After a lumpectomy is performed for DCIS, local radiation therapy is typically performed to help eliminate microscopic-level disease. Axillary sentinel lymph node biopsy, as a method of screening for metastatic disease in otherwise non-invasive DCIS, is falling out of favor because the risks of procedure outweigh any effect on outcomes. For DCIS, chemotherapy is not recommended, but tamoxifen may be recommended for tumors which contain an abundance of estrogen receptors.
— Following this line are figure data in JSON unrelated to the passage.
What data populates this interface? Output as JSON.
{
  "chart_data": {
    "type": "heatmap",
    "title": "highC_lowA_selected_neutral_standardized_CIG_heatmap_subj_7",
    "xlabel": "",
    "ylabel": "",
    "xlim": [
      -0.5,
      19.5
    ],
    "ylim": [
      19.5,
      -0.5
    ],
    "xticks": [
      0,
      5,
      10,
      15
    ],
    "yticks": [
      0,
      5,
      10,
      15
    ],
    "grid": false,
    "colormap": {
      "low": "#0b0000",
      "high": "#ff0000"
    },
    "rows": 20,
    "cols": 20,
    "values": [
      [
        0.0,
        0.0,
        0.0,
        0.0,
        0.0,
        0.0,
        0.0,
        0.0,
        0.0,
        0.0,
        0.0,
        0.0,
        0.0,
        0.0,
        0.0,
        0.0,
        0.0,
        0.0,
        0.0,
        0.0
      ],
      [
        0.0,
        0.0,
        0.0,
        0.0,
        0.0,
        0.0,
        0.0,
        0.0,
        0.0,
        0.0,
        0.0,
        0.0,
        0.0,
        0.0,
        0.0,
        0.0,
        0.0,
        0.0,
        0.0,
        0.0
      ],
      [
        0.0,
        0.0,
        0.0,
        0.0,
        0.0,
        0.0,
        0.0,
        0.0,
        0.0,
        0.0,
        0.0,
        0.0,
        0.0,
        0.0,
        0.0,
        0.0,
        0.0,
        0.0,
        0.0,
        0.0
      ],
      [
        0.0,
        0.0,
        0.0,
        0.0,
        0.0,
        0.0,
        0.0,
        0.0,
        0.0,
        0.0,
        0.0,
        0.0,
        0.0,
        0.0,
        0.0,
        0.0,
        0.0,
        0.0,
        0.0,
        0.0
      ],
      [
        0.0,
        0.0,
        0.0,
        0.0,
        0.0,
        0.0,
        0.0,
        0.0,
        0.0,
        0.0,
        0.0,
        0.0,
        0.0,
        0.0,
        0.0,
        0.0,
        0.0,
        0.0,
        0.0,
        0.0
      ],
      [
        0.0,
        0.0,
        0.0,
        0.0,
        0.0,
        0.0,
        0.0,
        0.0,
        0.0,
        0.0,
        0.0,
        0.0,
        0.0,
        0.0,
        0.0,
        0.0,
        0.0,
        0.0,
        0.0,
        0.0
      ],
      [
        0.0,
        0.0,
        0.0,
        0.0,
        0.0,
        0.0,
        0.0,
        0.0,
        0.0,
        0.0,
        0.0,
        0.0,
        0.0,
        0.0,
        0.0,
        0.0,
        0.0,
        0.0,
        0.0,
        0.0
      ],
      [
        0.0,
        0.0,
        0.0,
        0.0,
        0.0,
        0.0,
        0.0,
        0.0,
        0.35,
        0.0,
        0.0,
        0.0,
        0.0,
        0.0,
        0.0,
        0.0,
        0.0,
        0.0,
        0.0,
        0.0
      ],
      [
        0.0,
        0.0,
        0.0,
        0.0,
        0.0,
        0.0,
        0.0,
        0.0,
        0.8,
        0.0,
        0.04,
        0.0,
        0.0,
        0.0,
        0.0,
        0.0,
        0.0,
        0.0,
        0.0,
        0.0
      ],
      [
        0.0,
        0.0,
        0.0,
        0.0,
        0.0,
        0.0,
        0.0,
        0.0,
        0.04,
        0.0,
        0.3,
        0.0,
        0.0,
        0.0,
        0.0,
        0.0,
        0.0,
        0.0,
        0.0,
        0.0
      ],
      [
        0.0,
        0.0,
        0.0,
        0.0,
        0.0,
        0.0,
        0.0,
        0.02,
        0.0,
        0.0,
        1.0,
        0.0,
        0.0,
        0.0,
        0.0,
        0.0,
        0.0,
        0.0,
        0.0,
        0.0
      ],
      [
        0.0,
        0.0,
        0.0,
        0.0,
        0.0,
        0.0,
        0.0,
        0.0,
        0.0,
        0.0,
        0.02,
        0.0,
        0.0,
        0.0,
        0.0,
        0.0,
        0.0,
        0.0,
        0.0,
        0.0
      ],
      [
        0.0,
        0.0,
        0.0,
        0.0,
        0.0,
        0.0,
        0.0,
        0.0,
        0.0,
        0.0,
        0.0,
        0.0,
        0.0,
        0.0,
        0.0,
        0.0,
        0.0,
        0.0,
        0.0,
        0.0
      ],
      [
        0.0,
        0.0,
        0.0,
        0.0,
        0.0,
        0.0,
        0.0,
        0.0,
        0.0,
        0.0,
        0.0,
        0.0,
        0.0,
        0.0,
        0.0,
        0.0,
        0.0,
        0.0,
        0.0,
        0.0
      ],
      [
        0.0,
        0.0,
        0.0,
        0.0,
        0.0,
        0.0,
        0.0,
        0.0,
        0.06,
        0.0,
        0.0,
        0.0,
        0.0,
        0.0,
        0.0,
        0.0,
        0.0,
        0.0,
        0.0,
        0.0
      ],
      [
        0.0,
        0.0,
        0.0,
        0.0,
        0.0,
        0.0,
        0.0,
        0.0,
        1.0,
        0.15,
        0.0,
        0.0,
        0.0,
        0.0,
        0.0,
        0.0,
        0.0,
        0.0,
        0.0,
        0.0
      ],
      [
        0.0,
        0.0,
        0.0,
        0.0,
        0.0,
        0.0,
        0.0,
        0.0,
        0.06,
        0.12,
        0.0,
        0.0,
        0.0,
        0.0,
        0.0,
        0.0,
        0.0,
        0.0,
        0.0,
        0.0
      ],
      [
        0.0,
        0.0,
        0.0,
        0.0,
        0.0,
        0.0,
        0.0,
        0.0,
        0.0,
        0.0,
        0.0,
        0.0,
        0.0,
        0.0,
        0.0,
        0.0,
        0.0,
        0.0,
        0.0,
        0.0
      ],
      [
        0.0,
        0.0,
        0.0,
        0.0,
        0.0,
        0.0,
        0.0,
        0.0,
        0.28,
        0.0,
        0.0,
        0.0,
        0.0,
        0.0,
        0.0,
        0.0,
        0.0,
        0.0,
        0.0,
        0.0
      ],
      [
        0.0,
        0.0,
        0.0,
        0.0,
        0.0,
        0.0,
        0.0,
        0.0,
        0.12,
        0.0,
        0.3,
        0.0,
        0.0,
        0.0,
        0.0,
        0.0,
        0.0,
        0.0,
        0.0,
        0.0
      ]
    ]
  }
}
For patients with invasive ductal carcinoma who have lumpectomies, lymph node biopsy and radiation therapy are usually recommended. Adjuvant chemotherapy is often recommended, but it may not be recommended if the tumor is small and there are no lymph node metastases. For larger tumors, neoadjuvant chemotherapy may be recommended.

==Procedure==
A lumpectomy is a surgery to remove a breast tumor along with a resection margin of normal breast tissue. The margin is the healthy, noncancerous tissue that is next to the tumor. A pathologist analyzes the margin excised by the lumpectomy to detect any possible cancer cells. A cancerous margin is "positive", while a healthy margin is "clean" or "negative". A re-excision lumpectomy is performed if the margin is detected to be positive or cancerous cells are very close to the margin. Sentinel lymph node biopsy (SLNB) or axillary lymph node dissection (ALND) may be used to determine if the cancer has progressed away from the breast and into other parts of the body. Sentinel lymph node biopsy is the analysis of a few removed sentinel nodes for the presence of cancerous cells. A radioactive substance is used to dye the sentinel nodes for easy identification and removal. If cancer is detected in the sentinel node then further treatment is needed. Axillary node dissection involves the excision of lymph nodes connected to the tumor by the armpit (axilla). Radiation is usually used in conjunction with the lumpectomy to prevent recurrence. The radiation treatment can last five to seven weeks following the lumpectomy. Although the lumpectomy with radiation helps to decrease the risk of the cancer returning (local recurrence); it does not prolong survival; it is not a cure, and cancer may still come back. However, local recurrences (confined to the breast area) after lumpectomy can be treated effectively with mastectomy, and these women were still disease-free 20 years after their original lumpectomies and recurrence treatments.